Jacob ha vencido. Y vio, aunque había visto el rostro de Dios; pero de ahora en adelante su vida no será ya como antes. Ver a Dios le ha costado caro. Está vivo y vencedor al precio de su derrota. Ha experimentado la victoria de su atrevimiento. El cuerpo a cuerpo de esa lucha le ha dejado en el cuerpo la señal de un sufrimiento que quedará para las generaciones siguientes como el memorial del precio que Jacob ha tenido que pagar por ver Dios y llegar ser el hombre nuevo, capaz de entrar finalmente a la tierra para encontrar el rostro de su hermano. La victoria de Jacob-Israel es un acontecimiento pascual, ante litteram. Florece verdaderamente en la señal de aquella derrota. Ahora, perdonado y cojeando, cojeando porque ha sido perdonado, sabrá acercarse su hermano para acoger su perdón.
Cuando en la noche de la muerte de su pecado despunta la aurora de la salvación y el rostro de Jacob se transfigura con la luz de Dios, puede finalmente levantar sus ojos y mirar a la cara a Esaú. La lucha cuerpo a cuerpo con Dios se ve como un acoplamiento de amor, en que se ha aprendido amar al hermano. Cuando no se tiene ya miedo de sí mismo, porque no se tiene ya miedo de Dios -el Otro por excelencia, que me ha revelado mi pecado y lo ha perdonado-, entonces no se tiene ya miedo del hermano. Y así Jacob se acerca Esaú, precede a los otros y se postra delante de él siete veces (Gn 33,3).
"Pero Esaú corrió a su encuentro, lo abrazó, se le echó al cuello, lo beso y lloró" (Gn 33,4). La tensión y la carga de contradicciones, que pesaban sobre la conciencia del patriarca, se deshacen ahora todas en este abrazo conmovido de los dos hermanos, antes enemigos, que llorando se ofrecen recíprocamente el perdón. Jacob se ha postrado delante de Esaú siete veces. Este gesto de postrarse con el rostro en tierra es generalmente un gesto de adoración y, como tal, estaría reservado Dios. Jacob lo amplifica hasta postrarse siete veces (el número que expresa la totalidad).
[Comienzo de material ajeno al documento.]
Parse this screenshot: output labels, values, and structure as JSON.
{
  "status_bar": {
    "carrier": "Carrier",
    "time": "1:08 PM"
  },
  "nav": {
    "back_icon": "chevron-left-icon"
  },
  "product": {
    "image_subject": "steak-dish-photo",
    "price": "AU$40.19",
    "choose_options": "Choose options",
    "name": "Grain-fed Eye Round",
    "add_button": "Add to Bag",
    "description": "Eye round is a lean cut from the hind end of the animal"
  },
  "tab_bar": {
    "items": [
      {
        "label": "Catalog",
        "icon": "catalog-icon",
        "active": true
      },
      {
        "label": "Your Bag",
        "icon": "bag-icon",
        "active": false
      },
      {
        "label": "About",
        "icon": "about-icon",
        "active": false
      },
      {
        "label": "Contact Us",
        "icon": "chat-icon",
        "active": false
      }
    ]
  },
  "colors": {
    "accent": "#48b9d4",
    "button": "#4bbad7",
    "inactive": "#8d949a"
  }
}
Podría parecer una manifestación extrema de adulación y de pusilanimidad por su parte, mostrando todavía en él un miedo que lo empujaría a humillarse hasta el punto de perder su propia dignidad. No podemos postrarnos delante de un hombre como nos postramos delante de Dios, porque el hombre no es Dios. Quien idolatrase un hombre, o con vileza se arrodillase ante él, negaría Dios (cf. Dn 3, 12-18; 6, 11-17). Para nosotros, sin embargo, el sentido del gesto de Jacob aparece de otro modo: ahora ve realmente en su hermano el rostro de Dios.
"Si he hallado gracia a tus ojos, acepta mi regalo de mi mano, porque justamente por esto he venido ante tu rostro como se viene ante el rostro de Dios, y tú me has mostrado simpatía" (Gn 33,10). En Esaú se refleja el amor diferente con que Dios lo ama y, solo viéndolo y amándolo como Dios lo ve y lo ama, Jacob puede volver a encontrar el sentido de su propia identidad. No es, pues, desproporcionado el gesto de postrarse siete veces en tierra delante de mi hermano amado por el Señor: mientras lo amo efectivamente y lo acojo con inmensa gratitud él me revela el sentido más profundo de mi ser".
Recordemos la lectura completamente positiva que el libro de la Sabiduría (10,12) hace del caso de Jacob: "le concedió la victoria en una dura lucha para que aprendiese que la piedad es más poderosa que todo"».